Aircraft dispatchers play an essential role in the safety of aviation operations. In tandem with pilots and air traffic controllers, dispatchers work to ensure that aircraft take off and land safely, navigating weather, traffic, and other challenges. For this reason, the parameters of their work and working environment are highly regulated, to ensure that a dispatcher is able to carry out their duties to the highest standard.

Despite this, at the height of the pandemic the FAA wrongly made the decision to grant requests from Skywest and Republic Airlines to amend their operating specifications to permit at-home aircraft dispatching. Initially, these airlines were permitted to have 20% of their dispatchers work from home, but within a few months, the FAA increased that threshold to 60%. There are no other airlines who have in place, or to our knowledge, have even requested similar allowances.

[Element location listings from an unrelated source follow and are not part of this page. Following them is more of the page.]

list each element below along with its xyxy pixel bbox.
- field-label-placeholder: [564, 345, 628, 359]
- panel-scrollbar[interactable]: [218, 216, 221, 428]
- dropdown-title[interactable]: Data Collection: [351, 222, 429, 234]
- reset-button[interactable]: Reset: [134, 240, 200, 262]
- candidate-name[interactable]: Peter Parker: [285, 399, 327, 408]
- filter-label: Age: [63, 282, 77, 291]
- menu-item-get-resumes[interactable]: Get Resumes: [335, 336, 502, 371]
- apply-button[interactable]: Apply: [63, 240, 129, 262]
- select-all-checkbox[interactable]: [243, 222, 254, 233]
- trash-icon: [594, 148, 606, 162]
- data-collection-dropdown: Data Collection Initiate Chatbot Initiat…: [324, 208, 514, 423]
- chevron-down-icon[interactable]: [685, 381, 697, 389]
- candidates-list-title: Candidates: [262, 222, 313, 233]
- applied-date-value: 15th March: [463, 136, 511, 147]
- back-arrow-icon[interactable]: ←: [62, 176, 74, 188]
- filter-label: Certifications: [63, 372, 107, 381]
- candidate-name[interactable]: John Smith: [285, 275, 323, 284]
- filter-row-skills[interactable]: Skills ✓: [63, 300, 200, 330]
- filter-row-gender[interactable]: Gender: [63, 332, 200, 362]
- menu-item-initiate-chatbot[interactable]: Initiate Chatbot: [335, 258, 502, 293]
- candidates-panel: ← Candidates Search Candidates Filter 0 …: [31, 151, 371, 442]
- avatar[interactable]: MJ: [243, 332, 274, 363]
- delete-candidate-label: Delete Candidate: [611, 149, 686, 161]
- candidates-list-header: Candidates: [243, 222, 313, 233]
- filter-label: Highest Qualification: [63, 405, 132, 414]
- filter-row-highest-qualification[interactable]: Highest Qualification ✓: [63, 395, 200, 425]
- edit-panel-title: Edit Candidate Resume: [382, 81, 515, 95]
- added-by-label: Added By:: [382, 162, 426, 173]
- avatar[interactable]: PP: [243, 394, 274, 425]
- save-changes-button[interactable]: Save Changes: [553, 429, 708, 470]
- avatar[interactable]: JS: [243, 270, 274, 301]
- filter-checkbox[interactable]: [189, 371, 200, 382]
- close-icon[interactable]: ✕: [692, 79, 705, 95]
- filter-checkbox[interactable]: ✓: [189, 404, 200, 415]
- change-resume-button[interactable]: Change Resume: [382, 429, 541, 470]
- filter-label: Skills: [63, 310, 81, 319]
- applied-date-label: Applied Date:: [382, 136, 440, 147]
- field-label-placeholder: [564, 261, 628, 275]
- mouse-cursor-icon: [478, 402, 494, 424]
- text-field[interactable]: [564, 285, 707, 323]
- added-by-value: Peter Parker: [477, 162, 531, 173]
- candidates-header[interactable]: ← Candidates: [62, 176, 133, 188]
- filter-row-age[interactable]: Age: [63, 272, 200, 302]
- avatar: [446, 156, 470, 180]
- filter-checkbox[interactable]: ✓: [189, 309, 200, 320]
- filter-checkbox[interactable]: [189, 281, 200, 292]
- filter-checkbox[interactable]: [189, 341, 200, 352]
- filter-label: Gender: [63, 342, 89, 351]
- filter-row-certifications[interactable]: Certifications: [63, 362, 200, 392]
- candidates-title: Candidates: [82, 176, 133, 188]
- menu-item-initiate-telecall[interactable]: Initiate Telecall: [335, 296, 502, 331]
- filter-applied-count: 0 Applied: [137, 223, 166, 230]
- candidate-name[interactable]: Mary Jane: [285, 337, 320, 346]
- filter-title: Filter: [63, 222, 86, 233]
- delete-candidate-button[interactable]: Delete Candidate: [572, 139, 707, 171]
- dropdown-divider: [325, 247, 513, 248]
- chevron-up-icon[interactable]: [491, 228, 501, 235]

While we are appreciative of efforts to protect employees from COVID-19 transmission, this unfortunate decision was one of a number made by the prior administration that degraded safety under the guise of pandemic safety without adequate review. To date, the FAA has not conveyed that it has seriously analyzed the safety risks or regulatory compliance issues associated with an at-home dispatching structure. For example, existing regulations prohibit any person from dispatching an airplane over an approved route or route segment unless the facilities are in a “satisfactory operating condition.” The FAA has made no attempt to describe how it plans to evaluate or oversee the condition of hundreds of employees’ private homes.

Beyond black and white regulatory requirements, at-home dispatching also presents a number of practical challenges. An environment where background or ambient noise interferes with the quality of the communication between a dispatcher and pilot presents immediate safety risks, as do circumstances where the quality of connection of communications systems may be in question. Existing regulations already contemplate the availability and quality of satellite-based voice communications systems, but the FAA is seemingly unconcerned with the fidelity of systems in individual employees’ homes.

It also is unclear that the FAA has given due consideration to other practical questions, including the cybersecurity concerns presented by hundreds of remote dispatching locations, the impacts on remote dispatching to air carriers’ safety management systems, or the application of drug and alcohol testing rules. Nearly a year and a half ago, the Transport Workers Union of America requested clarification on these and other questions from the FAA. No such information has been communicated.

Without the appropriate consideration of both regulatory and non-regulatory risks, or the solicitation of the impacted workforce, the FAA cannot contend that these amendments have maintained an equivalent level of safety across the aviation system. It is also telling that since the FAA determined that such activity was permissible, no other carriers have deemed it appropriate and in their best safety interest to pursue like models. We call on the FAA to not renew these amendments upon their July 1, 2022 expiration date, and in the event that such requests are before the FAA in the future, that the agency engage in robust safety review, to include public comment and consultation with aircraft dispatchers and their representatives.